AustLit logo
George Bayley George Bayley i(7404868 works by)
Born: Established: 1840 ; Died: Ceased: 1894
Gender: Male
Arrived in Australia: 1860
The material on this page is available to AustLit subscribers. If you are a subscriber or are from a subscribing organisation, please log in to gain full access. To explore options for subscribing to this unique teaching, research, and publishing resource for Australian culture and storytelling, please contact us or find out more.

BiographyHistory

The Rev. George Bayley, MA (Oxon), translated several Italian works into English, including the versification Fifty Fables for Little Folks (1861). He also compiled indexes to some of the satires of Persius and Juvenal.

During the 1860s, Bayley lived at Hunter's Hill, Sydney, from where he accepted day pupils and boarders. In mid-1868, Bayley asked to be added to the list of licensed clergy within the Church of England in the Diocese of Sydney. His request was refused and this led to a conflict, played out publicly in the pages of the Sydney Morning Herald, between Bayley and the local Church of England authorities.

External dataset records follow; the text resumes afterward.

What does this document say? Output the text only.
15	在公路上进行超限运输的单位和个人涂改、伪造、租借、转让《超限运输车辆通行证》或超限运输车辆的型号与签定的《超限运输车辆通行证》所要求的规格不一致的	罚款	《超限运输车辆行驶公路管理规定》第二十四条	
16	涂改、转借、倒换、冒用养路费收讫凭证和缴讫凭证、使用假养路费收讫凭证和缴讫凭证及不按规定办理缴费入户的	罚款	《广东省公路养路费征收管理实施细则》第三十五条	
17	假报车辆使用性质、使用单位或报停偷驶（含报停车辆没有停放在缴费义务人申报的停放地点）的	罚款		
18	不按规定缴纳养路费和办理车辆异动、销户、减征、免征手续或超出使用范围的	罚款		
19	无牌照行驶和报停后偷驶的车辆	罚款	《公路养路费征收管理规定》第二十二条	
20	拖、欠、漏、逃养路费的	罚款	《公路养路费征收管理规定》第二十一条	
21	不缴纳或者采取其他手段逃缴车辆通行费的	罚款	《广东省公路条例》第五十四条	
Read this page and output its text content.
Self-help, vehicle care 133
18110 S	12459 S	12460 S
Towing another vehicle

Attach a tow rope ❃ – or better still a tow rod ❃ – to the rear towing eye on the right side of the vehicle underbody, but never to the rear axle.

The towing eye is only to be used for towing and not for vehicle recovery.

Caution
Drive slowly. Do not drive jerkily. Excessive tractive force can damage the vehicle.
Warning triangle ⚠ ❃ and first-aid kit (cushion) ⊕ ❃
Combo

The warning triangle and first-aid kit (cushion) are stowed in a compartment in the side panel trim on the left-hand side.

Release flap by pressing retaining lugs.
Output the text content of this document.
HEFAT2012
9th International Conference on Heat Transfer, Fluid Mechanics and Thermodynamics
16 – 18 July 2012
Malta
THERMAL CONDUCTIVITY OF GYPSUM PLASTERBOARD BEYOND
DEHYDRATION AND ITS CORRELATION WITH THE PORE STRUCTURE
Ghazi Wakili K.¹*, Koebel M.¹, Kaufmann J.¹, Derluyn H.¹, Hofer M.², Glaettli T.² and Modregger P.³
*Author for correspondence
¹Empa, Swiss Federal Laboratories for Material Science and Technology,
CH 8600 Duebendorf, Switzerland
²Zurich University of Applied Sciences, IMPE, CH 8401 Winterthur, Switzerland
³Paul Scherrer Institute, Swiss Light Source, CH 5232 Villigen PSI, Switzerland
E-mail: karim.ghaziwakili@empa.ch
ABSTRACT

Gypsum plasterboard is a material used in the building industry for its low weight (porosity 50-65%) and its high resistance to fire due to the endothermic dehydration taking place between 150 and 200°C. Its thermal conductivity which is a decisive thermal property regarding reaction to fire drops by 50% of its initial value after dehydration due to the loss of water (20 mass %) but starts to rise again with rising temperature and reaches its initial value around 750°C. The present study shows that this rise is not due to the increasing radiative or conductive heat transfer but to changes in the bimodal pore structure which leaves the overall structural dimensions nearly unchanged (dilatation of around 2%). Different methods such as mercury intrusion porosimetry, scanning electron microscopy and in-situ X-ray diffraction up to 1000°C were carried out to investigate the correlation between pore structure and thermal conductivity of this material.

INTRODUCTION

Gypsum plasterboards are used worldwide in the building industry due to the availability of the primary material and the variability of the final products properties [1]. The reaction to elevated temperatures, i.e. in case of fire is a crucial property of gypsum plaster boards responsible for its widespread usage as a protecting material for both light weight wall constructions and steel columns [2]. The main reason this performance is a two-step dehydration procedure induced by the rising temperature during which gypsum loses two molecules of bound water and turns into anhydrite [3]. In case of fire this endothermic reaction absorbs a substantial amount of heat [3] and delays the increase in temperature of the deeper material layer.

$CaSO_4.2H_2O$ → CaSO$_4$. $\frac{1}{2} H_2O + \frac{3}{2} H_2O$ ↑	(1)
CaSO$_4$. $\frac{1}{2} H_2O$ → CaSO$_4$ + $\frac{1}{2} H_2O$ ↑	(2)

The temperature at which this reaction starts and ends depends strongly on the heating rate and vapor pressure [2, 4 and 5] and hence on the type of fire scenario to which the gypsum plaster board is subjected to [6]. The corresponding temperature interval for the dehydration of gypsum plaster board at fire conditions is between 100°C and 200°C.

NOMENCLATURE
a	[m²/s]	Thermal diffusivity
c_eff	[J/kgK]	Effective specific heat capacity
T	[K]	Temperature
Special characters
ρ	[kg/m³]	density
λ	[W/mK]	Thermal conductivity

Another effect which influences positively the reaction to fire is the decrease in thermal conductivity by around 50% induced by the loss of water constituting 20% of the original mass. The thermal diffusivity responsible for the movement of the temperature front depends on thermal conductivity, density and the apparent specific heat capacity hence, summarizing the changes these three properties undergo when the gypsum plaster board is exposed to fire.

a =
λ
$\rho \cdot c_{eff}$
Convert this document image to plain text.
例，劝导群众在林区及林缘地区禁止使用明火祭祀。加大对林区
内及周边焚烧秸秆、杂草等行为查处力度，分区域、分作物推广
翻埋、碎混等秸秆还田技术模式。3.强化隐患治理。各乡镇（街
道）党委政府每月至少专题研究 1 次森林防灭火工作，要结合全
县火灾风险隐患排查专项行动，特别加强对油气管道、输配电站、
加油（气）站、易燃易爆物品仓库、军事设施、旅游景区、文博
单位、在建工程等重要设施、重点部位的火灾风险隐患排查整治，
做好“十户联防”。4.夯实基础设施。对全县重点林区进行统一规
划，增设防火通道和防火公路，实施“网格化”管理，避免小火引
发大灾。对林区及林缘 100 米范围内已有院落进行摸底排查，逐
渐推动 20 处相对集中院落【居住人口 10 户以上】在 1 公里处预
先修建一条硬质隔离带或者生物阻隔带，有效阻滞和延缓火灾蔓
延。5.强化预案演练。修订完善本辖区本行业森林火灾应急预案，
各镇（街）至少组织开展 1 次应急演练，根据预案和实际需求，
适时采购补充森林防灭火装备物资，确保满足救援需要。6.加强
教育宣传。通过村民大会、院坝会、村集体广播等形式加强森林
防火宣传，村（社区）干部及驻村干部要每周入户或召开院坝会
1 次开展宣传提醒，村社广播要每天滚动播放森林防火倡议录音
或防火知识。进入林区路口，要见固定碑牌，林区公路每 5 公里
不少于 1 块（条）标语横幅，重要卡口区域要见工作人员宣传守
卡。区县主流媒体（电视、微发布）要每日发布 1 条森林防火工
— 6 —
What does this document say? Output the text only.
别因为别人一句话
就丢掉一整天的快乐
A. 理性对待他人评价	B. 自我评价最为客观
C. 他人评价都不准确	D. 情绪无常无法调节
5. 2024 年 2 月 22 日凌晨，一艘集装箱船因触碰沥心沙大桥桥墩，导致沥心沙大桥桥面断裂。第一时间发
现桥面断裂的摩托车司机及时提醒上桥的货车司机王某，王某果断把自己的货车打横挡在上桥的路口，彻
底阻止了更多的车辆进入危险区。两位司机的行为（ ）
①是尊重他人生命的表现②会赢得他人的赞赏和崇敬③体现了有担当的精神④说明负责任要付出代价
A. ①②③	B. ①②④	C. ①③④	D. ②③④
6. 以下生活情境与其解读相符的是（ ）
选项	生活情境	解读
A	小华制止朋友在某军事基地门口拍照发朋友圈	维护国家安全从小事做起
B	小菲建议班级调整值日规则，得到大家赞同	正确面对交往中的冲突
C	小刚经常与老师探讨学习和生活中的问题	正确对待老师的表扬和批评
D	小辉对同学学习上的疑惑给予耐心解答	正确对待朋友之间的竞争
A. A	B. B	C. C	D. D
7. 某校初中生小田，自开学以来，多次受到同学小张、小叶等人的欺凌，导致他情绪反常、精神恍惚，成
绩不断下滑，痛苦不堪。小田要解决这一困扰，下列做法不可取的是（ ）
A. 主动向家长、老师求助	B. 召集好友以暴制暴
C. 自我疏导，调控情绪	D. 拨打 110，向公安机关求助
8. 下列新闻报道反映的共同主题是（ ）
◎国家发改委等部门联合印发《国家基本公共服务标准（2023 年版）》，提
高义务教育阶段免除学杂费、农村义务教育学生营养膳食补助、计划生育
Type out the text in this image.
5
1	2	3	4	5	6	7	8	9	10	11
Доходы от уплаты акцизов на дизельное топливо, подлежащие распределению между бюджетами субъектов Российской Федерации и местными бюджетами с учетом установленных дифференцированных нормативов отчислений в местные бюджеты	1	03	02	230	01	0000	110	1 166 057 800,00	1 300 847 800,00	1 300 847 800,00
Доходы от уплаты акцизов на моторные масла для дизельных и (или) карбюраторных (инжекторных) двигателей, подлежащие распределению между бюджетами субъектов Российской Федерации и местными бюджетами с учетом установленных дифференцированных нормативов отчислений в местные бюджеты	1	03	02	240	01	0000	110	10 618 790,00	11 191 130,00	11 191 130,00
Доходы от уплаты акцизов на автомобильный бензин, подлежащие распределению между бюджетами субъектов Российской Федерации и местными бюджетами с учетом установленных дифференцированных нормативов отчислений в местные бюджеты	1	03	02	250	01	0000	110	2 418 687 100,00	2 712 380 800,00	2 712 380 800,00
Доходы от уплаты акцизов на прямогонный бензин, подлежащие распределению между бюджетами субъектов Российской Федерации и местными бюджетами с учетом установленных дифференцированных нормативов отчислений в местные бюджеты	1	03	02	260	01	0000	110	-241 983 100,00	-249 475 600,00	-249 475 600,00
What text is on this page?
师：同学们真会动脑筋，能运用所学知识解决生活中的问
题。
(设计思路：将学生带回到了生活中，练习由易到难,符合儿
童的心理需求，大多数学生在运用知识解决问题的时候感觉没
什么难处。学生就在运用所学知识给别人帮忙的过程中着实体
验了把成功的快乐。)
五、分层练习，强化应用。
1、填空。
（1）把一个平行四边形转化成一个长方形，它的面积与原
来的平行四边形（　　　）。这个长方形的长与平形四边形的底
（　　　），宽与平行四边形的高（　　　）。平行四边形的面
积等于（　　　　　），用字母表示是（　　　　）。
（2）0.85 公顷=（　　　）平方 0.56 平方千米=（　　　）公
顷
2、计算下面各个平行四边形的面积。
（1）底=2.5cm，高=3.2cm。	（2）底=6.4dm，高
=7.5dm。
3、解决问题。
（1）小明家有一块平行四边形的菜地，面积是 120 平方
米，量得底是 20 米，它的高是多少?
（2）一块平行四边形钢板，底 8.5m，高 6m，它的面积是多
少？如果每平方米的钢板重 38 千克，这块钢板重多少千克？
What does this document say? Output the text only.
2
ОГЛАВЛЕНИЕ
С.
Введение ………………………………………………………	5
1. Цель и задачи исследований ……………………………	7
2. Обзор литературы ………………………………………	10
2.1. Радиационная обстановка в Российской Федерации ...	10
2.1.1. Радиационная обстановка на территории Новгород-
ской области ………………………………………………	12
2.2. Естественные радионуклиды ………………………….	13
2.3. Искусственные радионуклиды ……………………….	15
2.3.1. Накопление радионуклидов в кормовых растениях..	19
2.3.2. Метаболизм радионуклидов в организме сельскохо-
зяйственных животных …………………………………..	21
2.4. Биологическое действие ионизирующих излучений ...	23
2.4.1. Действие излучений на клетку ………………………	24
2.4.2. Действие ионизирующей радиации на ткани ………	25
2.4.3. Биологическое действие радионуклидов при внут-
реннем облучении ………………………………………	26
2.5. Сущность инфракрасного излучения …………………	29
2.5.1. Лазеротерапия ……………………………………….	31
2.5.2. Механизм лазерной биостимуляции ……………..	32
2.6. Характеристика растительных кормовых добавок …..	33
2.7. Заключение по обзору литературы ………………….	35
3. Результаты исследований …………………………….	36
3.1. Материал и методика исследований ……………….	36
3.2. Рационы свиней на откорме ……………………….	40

In mid-1869, Bayley gave instructions to auctioneers J. B. North & Co. for the sale of his library, 'comprising all the standard works of the day in Hebrew, Greek, Latin, English, German, French and Italian, in all 1500 volumes, many of which cannot be procured in the colonies, and others now out of print' (Sydney Morning Herald, 12 August 1869: 7). The auction took place over three days from 17 to 19 August 1869. Nineteenth century digitised newspapers (accessed via Trove in May 2014) provide no further information about Bayley after this time.

Most Referenced Works

Notes

  • Bayley placed an advertisement in the Sydney Morning Herald on 25 June and 2 July 1862 seeking subscriptions for the publication of a two-volume work: ‘Notes, Critical, Grammatical, and explanatory on La Gerusalemme Liberata, of Torquato Tasso; together with a Clavis, wherein is shown, by comparison of passages, the acceptation of many words and phrases not only in this, but also in other Italian Classic authors; followed by various Indexes, exhibiting at one view many peculiarities and licenses in Italian poetry’. He also sought subscriptions in 1868 for the four-part publication, to appear in six-monthly instalments, of a 'copious index to all the subject matter of Juvenal and Perius's Satires, with brief index notes, critical and mythological'. Neither of these works appears to have been published.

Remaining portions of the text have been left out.